Jamais deux sans trois
Jamais deux sans trois
Leçon 3 : Division du travail et planification
27 Août 2025
Trois leçons pratiques
de philosophie politique
Leçon 3
Place aux connaisseurs
bien informés de ce dont ils causent
Rencontre Trump-Europe-Ukraine
Promouvoir la division du travail
et la planification stratégique
Brian Berletic – Tropiques – 20 août 2025
L’UE et V. Zelinsky à Washington
Après la récente rencontre entre le président américain Donald Trump et le président russe Vladimir Poutine en Alaska et la rencontre suivante entre les dirigeants européens, le président ukrainien et le président Trump à Washington, une politique américaine prévisible a commencé à prendre forme.
Comme l’a déclaré dès février de cette année le secrétaire américain à la Défense Pete Hegseth, s’adressant aux dirigeants européens au sein du Groupe de contact pour la défense de l’Ukraine, l’Europe a été chargée de prendre le contrôle de la guerre par procuration de Washington contre la Russie en Ukraine en augmentant les dépenses de l’OTAN, la production d’armes et le transfert de soutien matériel à l’Ukraine, permettant ainsi aux États-Unis de se tourner vers la région Asie-Pacifique en donnant la priorité au confinement de la Chine dans cette région.

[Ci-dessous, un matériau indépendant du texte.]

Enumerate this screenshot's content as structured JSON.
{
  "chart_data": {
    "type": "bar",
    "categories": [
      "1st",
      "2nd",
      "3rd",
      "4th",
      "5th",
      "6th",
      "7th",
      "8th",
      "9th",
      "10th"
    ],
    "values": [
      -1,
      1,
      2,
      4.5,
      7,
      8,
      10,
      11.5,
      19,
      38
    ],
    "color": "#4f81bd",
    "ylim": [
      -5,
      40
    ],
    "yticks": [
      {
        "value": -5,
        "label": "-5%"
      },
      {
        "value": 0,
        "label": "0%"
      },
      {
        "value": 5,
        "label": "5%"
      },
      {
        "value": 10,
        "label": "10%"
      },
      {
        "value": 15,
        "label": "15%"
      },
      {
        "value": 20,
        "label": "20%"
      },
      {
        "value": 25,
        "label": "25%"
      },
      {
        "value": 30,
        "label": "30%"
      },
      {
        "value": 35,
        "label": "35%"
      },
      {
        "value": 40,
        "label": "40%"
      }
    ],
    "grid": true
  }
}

Le secrétaire Hegseth a clairement indiqué que le conflit serait gelé, et non terminé, et que des troupes européennes et non européennes (pas des troupes américaines) seraient transférées en Ukraine pour assurer un gel, suivi par une réorganisation et une reconstruction des forces armées ukrainiennes par l’Europe.

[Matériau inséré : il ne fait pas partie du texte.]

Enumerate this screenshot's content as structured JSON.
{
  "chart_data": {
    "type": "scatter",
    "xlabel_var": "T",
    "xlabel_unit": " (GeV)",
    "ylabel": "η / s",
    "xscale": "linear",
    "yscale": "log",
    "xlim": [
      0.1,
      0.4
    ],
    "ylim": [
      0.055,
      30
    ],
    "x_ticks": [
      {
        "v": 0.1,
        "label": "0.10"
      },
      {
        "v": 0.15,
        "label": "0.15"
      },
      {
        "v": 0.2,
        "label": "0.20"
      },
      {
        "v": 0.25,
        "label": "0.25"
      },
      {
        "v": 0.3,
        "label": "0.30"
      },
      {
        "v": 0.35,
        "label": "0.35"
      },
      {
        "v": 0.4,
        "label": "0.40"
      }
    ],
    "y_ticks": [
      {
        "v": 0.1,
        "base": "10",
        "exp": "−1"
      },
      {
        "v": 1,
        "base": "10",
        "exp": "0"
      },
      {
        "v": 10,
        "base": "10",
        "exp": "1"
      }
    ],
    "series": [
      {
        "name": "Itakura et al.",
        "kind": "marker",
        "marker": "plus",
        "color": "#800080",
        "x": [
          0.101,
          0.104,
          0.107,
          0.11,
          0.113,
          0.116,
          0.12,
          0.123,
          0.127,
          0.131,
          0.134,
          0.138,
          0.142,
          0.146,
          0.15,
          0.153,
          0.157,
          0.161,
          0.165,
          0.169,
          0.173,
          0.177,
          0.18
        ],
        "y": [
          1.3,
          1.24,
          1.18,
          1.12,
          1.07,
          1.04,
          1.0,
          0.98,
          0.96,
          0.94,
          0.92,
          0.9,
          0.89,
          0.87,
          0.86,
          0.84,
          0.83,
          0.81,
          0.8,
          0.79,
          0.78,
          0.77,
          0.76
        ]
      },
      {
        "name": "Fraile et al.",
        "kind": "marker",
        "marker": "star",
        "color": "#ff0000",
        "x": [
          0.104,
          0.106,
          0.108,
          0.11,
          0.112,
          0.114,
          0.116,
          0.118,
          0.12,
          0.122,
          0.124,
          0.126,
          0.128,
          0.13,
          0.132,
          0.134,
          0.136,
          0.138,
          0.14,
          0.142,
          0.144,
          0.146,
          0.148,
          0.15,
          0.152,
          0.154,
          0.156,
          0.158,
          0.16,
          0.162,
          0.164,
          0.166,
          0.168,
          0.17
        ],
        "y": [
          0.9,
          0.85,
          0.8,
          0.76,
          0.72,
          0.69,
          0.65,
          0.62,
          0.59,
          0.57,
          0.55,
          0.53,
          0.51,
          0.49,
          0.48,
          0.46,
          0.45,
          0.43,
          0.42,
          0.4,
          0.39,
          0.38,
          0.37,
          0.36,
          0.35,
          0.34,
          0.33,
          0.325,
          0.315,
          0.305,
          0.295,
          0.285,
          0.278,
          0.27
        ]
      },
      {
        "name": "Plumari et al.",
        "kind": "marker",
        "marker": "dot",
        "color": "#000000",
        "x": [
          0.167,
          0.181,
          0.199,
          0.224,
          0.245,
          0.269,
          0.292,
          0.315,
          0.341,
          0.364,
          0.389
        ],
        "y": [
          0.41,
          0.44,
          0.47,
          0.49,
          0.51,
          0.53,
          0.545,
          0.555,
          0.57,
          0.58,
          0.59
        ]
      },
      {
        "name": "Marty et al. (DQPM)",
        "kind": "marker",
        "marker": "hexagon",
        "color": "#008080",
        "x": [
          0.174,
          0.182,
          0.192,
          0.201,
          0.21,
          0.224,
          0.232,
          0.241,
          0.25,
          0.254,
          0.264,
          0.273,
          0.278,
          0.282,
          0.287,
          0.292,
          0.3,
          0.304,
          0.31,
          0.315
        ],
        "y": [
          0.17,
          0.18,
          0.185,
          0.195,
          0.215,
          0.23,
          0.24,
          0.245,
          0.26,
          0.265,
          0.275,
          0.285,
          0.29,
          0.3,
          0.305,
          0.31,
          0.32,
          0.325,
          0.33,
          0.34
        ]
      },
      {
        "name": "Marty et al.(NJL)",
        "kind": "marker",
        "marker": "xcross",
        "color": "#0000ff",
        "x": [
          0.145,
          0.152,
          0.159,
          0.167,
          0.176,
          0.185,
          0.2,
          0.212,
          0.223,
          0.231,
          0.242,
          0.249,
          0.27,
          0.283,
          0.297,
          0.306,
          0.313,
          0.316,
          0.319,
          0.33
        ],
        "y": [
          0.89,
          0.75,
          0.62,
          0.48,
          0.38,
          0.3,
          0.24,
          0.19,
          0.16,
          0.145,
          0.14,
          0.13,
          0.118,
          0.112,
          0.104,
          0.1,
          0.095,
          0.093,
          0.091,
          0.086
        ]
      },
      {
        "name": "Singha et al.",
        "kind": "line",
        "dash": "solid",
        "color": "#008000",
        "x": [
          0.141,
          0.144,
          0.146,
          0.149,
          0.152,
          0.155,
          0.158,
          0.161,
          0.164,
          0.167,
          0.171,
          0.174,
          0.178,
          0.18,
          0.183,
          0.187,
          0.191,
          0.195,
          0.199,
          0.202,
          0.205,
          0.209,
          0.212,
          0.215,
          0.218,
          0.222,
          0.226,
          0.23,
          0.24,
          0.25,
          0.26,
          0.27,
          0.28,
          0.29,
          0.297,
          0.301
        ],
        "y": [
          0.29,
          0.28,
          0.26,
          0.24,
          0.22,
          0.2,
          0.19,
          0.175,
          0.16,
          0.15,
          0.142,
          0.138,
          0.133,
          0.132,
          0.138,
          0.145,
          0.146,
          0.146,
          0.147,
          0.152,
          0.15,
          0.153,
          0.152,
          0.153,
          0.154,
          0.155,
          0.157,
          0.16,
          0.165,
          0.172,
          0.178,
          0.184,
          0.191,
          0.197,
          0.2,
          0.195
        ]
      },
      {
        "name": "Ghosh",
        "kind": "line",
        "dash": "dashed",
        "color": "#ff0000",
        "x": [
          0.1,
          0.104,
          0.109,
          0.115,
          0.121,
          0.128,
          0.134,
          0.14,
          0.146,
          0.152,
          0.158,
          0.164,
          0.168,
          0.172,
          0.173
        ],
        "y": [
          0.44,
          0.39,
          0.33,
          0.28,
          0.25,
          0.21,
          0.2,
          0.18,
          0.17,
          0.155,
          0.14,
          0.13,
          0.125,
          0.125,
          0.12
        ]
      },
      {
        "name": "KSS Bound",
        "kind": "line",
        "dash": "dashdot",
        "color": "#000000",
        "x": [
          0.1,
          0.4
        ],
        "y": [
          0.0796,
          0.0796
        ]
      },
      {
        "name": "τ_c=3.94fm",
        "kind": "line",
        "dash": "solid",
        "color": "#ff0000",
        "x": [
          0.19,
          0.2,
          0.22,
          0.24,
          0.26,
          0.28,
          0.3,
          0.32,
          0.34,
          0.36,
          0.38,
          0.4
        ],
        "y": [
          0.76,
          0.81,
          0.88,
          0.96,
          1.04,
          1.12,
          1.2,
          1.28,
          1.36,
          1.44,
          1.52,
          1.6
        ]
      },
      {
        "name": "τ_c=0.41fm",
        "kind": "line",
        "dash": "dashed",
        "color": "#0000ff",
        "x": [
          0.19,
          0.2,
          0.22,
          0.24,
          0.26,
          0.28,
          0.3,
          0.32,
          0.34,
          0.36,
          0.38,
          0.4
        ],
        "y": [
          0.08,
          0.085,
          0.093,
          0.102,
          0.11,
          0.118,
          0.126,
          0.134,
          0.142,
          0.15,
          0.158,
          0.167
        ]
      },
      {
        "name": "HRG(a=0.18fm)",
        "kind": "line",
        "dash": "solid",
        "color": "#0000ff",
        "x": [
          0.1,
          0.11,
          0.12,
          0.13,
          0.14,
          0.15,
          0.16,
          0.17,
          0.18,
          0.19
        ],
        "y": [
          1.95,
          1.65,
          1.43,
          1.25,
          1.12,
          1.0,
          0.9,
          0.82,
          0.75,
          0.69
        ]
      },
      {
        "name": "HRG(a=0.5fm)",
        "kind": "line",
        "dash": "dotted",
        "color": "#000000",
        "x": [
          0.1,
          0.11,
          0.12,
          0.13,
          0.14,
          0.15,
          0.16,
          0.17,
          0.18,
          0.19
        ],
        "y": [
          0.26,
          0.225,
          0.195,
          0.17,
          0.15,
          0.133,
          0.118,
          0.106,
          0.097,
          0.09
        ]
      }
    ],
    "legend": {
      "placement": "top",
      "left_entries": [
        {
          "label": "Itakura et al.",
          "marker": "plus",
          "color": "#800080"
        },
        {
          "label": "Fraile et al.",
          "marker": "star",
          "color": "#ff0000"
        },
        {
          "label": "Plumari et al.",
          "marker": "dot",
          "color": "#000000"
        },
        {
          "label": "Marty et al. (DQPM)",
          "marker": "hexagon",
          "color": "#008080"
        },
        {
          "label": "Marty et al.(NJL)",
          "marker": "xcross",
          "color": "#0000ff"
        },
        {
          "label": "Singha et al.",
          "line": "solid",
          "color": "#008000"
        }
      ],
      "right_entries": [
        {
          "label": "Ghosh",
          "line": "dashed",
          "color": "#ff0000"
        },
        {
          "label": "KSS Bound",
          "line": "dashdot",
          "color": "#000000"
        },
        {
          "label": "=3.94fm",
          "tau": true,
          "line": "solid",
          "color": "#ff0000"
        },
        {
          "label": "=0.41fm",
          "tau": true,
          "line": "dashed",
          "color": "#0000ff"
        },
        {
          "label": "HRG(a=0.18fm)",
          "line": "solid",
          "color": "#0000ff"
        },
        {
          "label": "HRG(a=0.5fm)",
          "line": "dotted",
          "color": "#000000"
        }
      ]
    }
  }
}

Comme l’a expliqué le secrétaire Hegseth, « la réalité de la pénurie » empêche les États-Unis de s’engager directement et pleinement dans deux conflits entre grandes puissances, avec la Russie et la Chine, simultanément, ce qui nécessite le gel d’un conflit pendant que les États-Unis en poursuivent un autre.
Le fait même que les États-Unis cherchent à affronter la Chine en Asie-Pacifique, de la même manière qu’ils ont affronté la Russie en Ukraine, démontre un désintérêt total pour une paix véritable avec l’une ou l’autre de ces nations. Les États-Unis estiment que s’ils parviennent à contenir la Chine plus tôt, ils pourront ensuite affronter et contenir la Russie.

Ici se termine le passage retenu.